Warm welcome for unionist at SF ard fheis
Raymond McCord Snr, whose son, Raymond Jnr, was killed by the Ulster Volunteer Force (UVF) in 1997, took to the stage at the RDS in Dublin to sustained applause.
There was warm laughter as Mr McCord told those assembled he would wear his own father’s orange sash while making his address.
Mr McCord’s principal message was that past collusion between the British security forces and loyalist terrorist groups had to be exposed — an argument Sinn Féin has been making for many years.
Last year a report from the police ombudsman in Northern Ireland found police officers had colluded in covering up Raymond Jnr’s murder and several others.
Mr McCord said that, until his son’s murder, he had always believed collusion was “republican propaganda”. But he had “learned the truth the hard way”, and finished his address last night by saying: “No surrender to collusion.”
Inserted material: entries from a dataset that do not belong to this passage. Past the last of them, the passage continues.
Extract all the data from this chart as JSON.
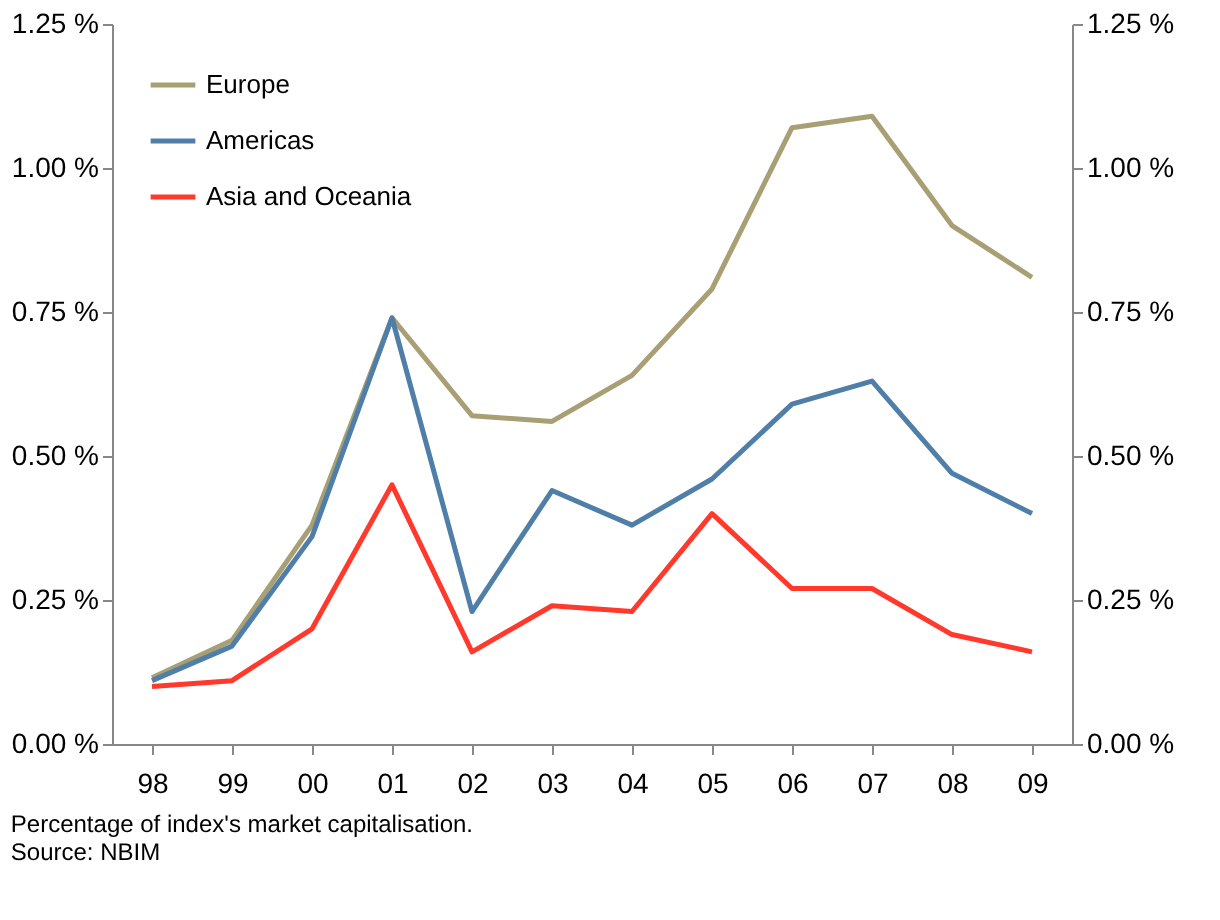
{
  "chart_data": {
    "type": "line",
    "categories": [
      "98",
      "99",
      "00",
      "01",
      "02",
      "03",
      "04",
      "05",
      "06",
      "07",
      "08",
      "09"
    ],
    "series": [
      {
        "name": "Europe",
        "color": "#a89f75",
        "values": [
          0.115,
          0.18,
          0.38,
          0.74,
          0.57,
          0.56,
          0.64,
          0.79,
          1.07,
          1.09,
          0.9,
          0.81
        ]
      },
      {
        "name": "Americas",
        "color": "#4f7fa8",
        "values": [
          0.11,
          0.17,
          0.36,
          0.74,
          0.23,
          0.44,
          0.38,
          0.46,
          0.59,
          0.63,
          0.47,
          0.4
        ]
      },
      {
        "name": "Asia and Oceania",
        "color": "#ff3a2d",
        "values": [
          0.1,
          0.11,
          0.2,
          0.45,
          0.16,
          0.24,
          0.23,
          0.4,
          0.27,
          0.27,
          0.19,
          0.16
        ]
      }
    ],
    "ylim": [
      0,
      1.25
    ],
    "yticks": [
      {
        "value": 0,
        "label": "0.00 %"
      },
      {
        "value": 0.25,
        "label": "0.25 %"
      },
      {
        "value": 0.5,
        "label": "0.50 %"
      },
      {
        "value": 0.75,
        "label": "0.75 %"
      },
      {
        "value": 1.0,
        "label": "1.00 %"
      },
      {
        "value": 1.25,
        "label": "1.25 %"
      }
    ],
    "y2lim": [
      0,
      1.25
    ],
    "y2ticks": [
      {
        "value": 0,
        "label": "0.00 %"
      },
      {
        "value": 0.25,
        "label": "0.25 %"
      },
      {
        "value": 0.5,
        "label": "0.50 %"
      },
      {
        "value": 0.75,
        "label": "0.75 %"
      },
      {
        "value": 1.0,
        "label": "1.00 %"
      },
      {
        "value": 1.25,
        "label": "1.25 %"
      }
    ],
    "legend": "top left",
    "grid": false,
    "line_style": "solid",
    "marker": "none",
    "annotations": [
      "Percentage of index's market capitalisation.",
      "Source: NBIM"
    ]
  }
}
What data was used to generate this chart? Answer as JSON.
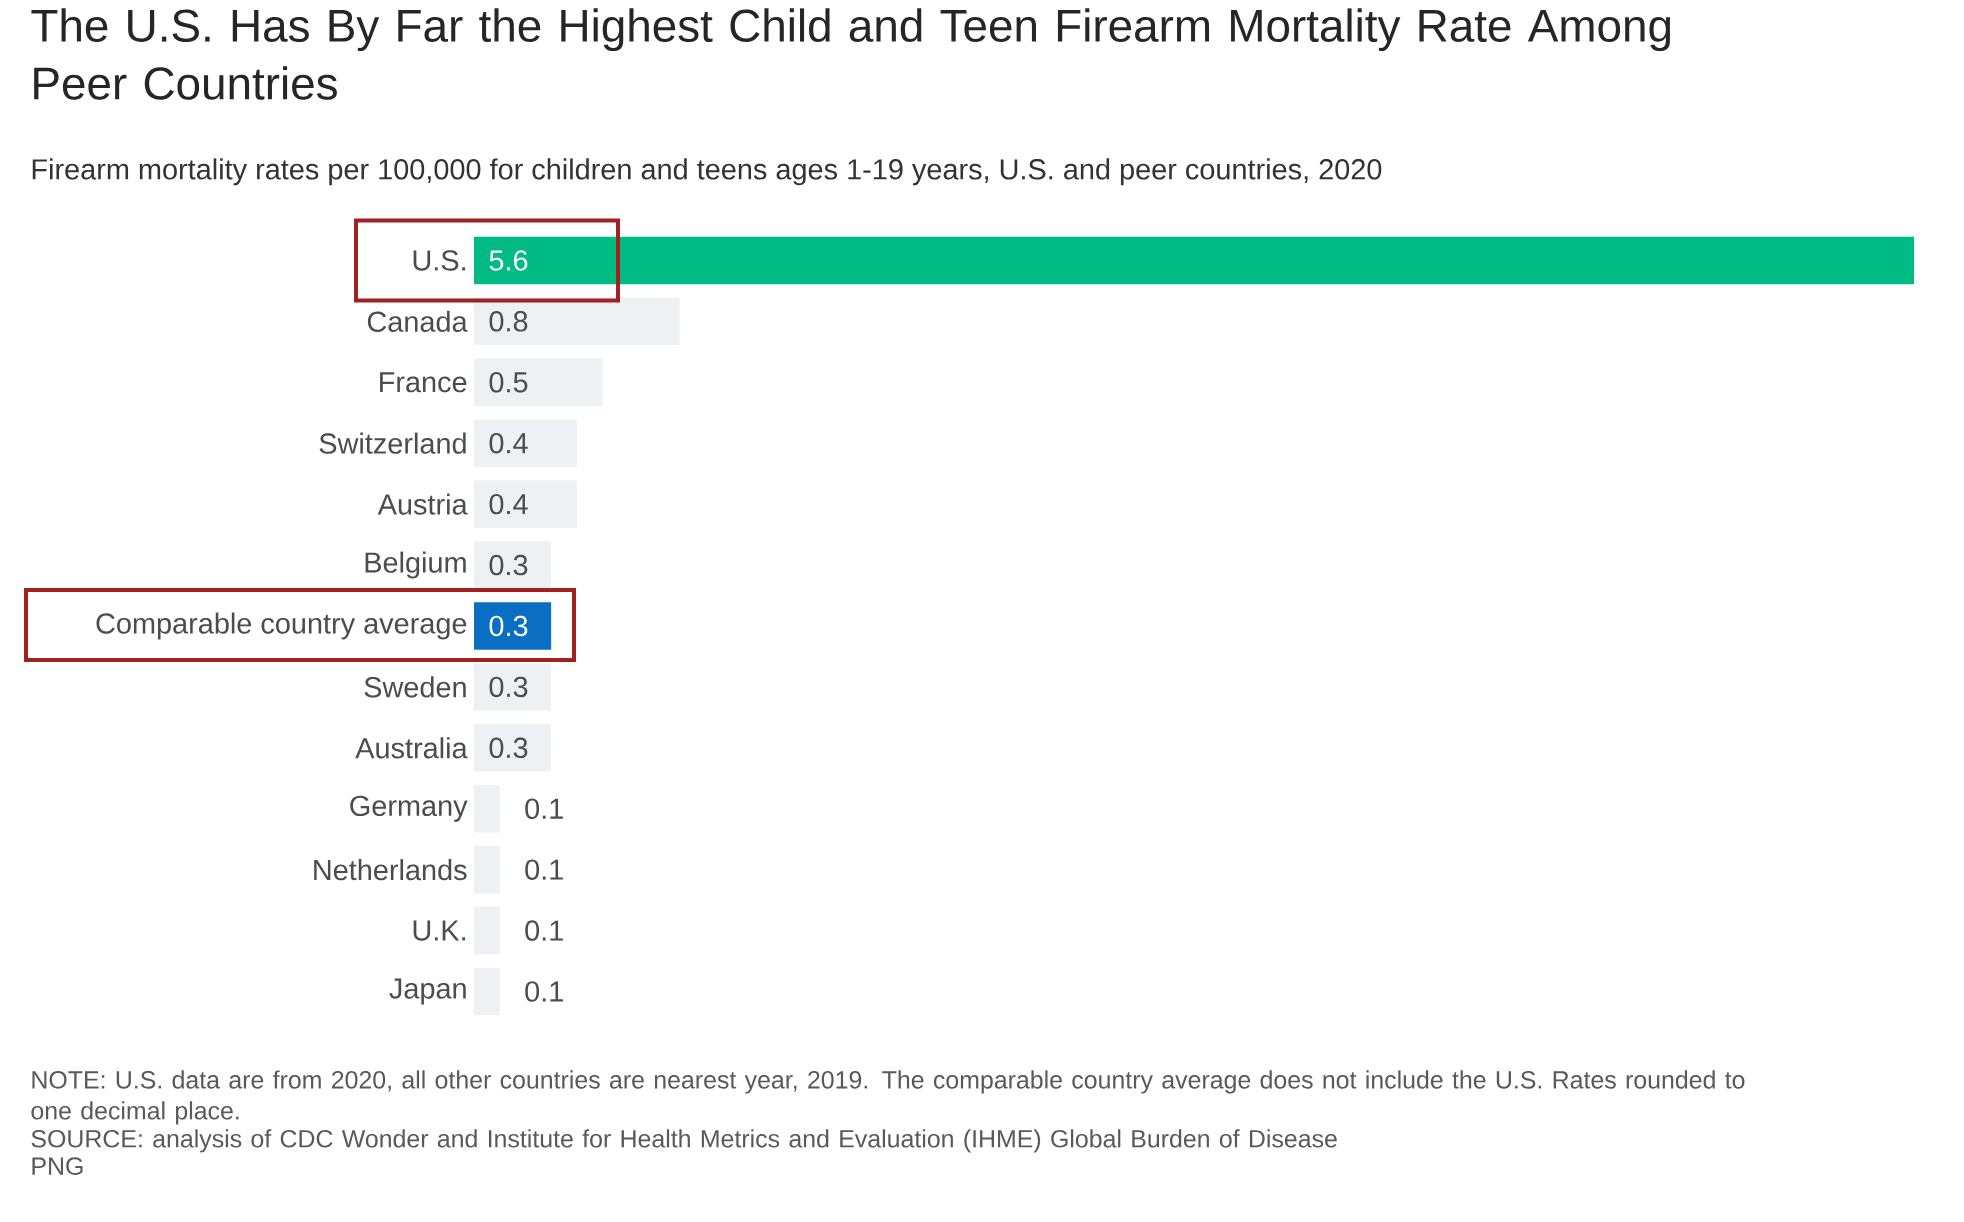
{
  "chart_data": {
    "type": "bar",
    "orientation": "horizontal",
    "title": "The U.S. Has By Far the Highest Child and Teen Firearm Mortality Rate Among Peer Countries",
    "subtitle": "Firearm mortality rates per 100,000 for children and teens ages 1-19 years, U.S. and peer countries, 2020",
    "categories": [
      "U.S.",
      "Canada",
      "France",
      "Switzerland",
      "Austria",
      "Belgium",
      "Comparable country average",
      "Sweden",
      "Australia",
      "Germany",
      "Netherlands",
      "U.K.",
      "Japan"
    ],
    "values": [
      5.6,
      0.8,
      0.5,
      0.4,
      0.4,
      0.3,
      0.3,
      0.3,
      0.3,
      0.1,
      0.1,
      0.1,
      0.1
    ],
    "colors": [
      "#00bb84",
      "#eef1f4",
      "#eef1f4",
      "#eef1f4",
      "#eef1f4",
      "#eef1f4",
      "#0a6fc2",
      "#eef1f4",
      "#eef1f4",
      "#eef1f4",
      "#eef1f4",
      "#eef1f4",
      "#eef1f4"
    ],
    "data_labels": true,
    "tick_labels": "y",
    "annotations": [
      "NOTE: U.S. data are from 2020, all other countries are nearest year, 2019. The comparable country average does not include the U.S. Rates rounded to one decimal place.",
      "SOURCE: analysis of CDC Wonder and Institute for Health Metrics and Evaluation (IHME) Global Burden of Disease",
      "PNG"
    ]
  }
}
Mr McCord once again received sustained applause, and he was followed by a number of other unionists who lost loved ones in the Troubles.
As with any political conference, it was a carefully stage-managed event — but another sign of how far the North has come.
Deputy First Minister Martin McGuinness added another first for a Sinn Féin conference by offering cautious praise for the Democratic Unionist Party.
Mr McGuinness said that while governing with the DUP was “not easy”, the journey the party had made should be acknowledged.
“For too many years the people of Ireland were only too aware what the DUP were against. They were against Sinn Féin, they were against power-sharing, the Good Friday Agreement and changes to policing.
“Now the people of Ireland are intrigued by DUP Nua. People are pleased that they are sharing power with Sinn Féin and pleased that they are participating in the all-Ireland institutions.”
However, to much applause, Mr McGuinness stressed that governing with the DUP “has not, and will not, dilute my Irish republicanism one bit”. The DUP had to be “sensible” about the proposed devolution of policing and justice powers to Northern Ireland.
The DUP has insisted in recent weeks that the May deadline for the move will be impossible to meet as the party does not yet have sufficient confidence in Sinn Féin’s commitment to law and order.
Mr McGuinness said the transferal of policing and justice powers was “both logical and necessary”, and was supported by the vast majority of people in the North.
“The DUP need to approach all of this in a sensible way,” he said. “The days of simply breaking deadlines for the sake of it have to end.”